Faute d’achalandage routier depuis les derniers jours, elle affirme avoir décidé de fermer boutique à compter de lundi.

Nous n’avons pas le choix de fermer parce qu’il y a zéro trafic. Nous allons rester ouverts seulement pour le ministère des Infrastructures, s’ils ont besoin d’essence, et pour les résidents locaux.

Suzanne Tremblay, copropriétaire de Talbot Arm Motel

Économie saisonnière ralentie

Vendredi, le ministre canadien des Transports, Marc Garneau, a annoncé que les navires de croisière de plus de 500 personnes ne pourront plus faire escale au Canada jusqu’au 1er juillet.

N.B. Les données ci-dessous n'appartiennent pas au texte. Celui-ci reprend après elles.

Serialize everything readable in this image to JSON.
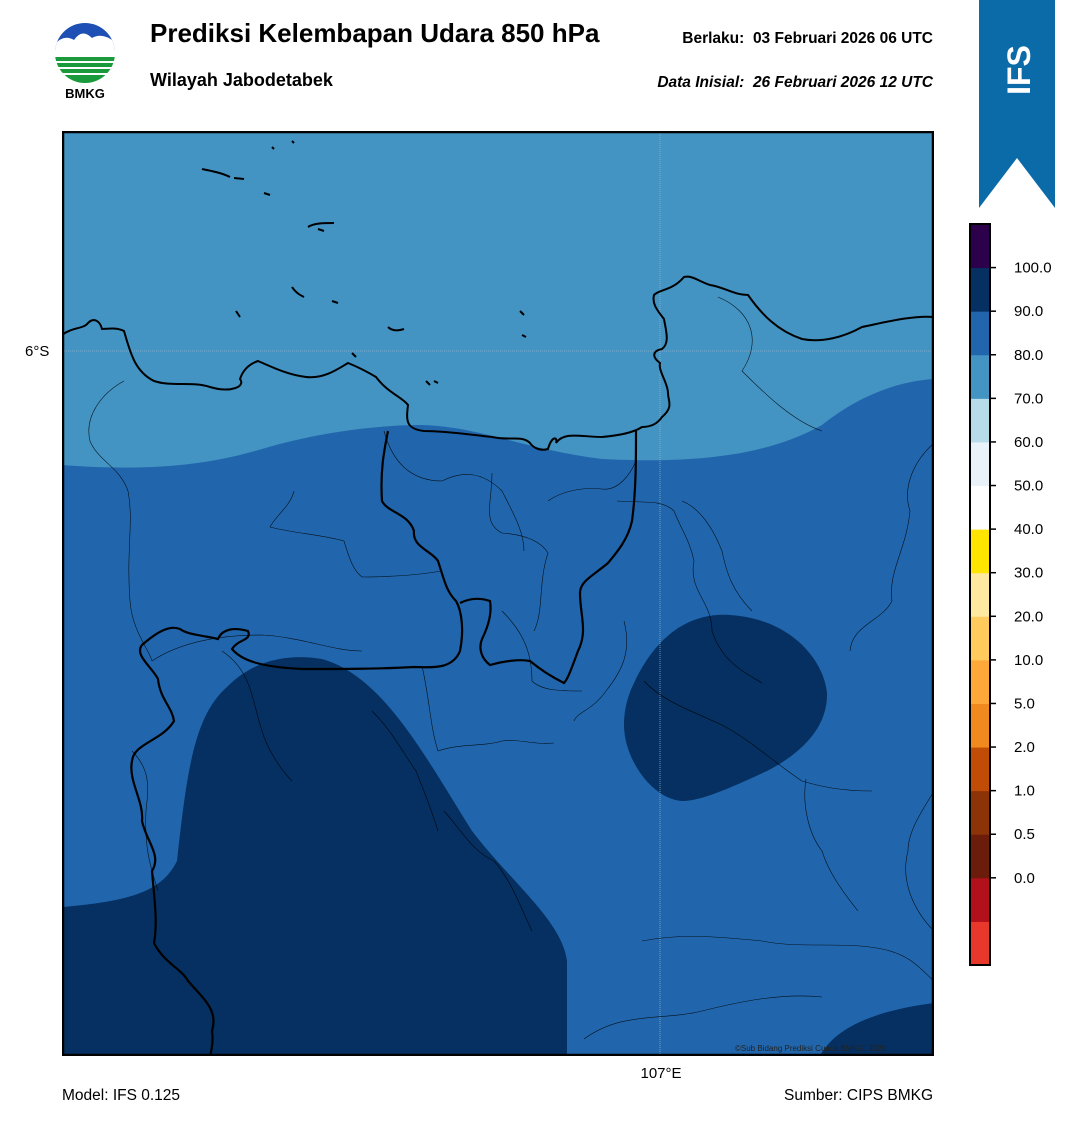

Cette mesure supplémentaire inquiète le maire Andrew Cremata, puisque nombre de touristes voyageant sur des bateaux de croisières se rendent au Yukon en passant par Skagway.

Selon le maire, la municipalité s’attendait à accueillir un nombre record d’un peu plus d’un million de visiteurs et 454 navires de croisière entre les mois de mai et d’octobre.

Un paquebot à quai avec des montagnes enneigées derrière.

Le navire de croisière Ruby Princess a inauguré la saison 2019 des croisières au port de Skagway en Alaska avec à son bord plus de trois mille passagers.

Photo : Radio-Canada / Claudiane Samson

Les répercussions vont bien au-delà d’une simple saison de croisière, parce que les commerces ouverts à l’année et les habitants qui y travaillent dépendent de revenus saisonniers pour survivre durant la période hivernale, explique-t-il.

Il ajoute s’être récemment entretenu avec le premier ministre yukonnais, Sandy Silver, pour tenter de trouver une manière de maintenir les déplacements de part et d’autre de la frontière.

C’est évidemment hors de notre contrôle, mentionne-t-il. Nous ne voulons pas risquer d’éclosions [de cas] parce que nos ressources médicales sont plus restreintes, donc nous voulons tout de même prendre les précautions nécessaires.

Mais j’espère qu’on parviendra à garder le corridor ouvert, ajoute-t-il.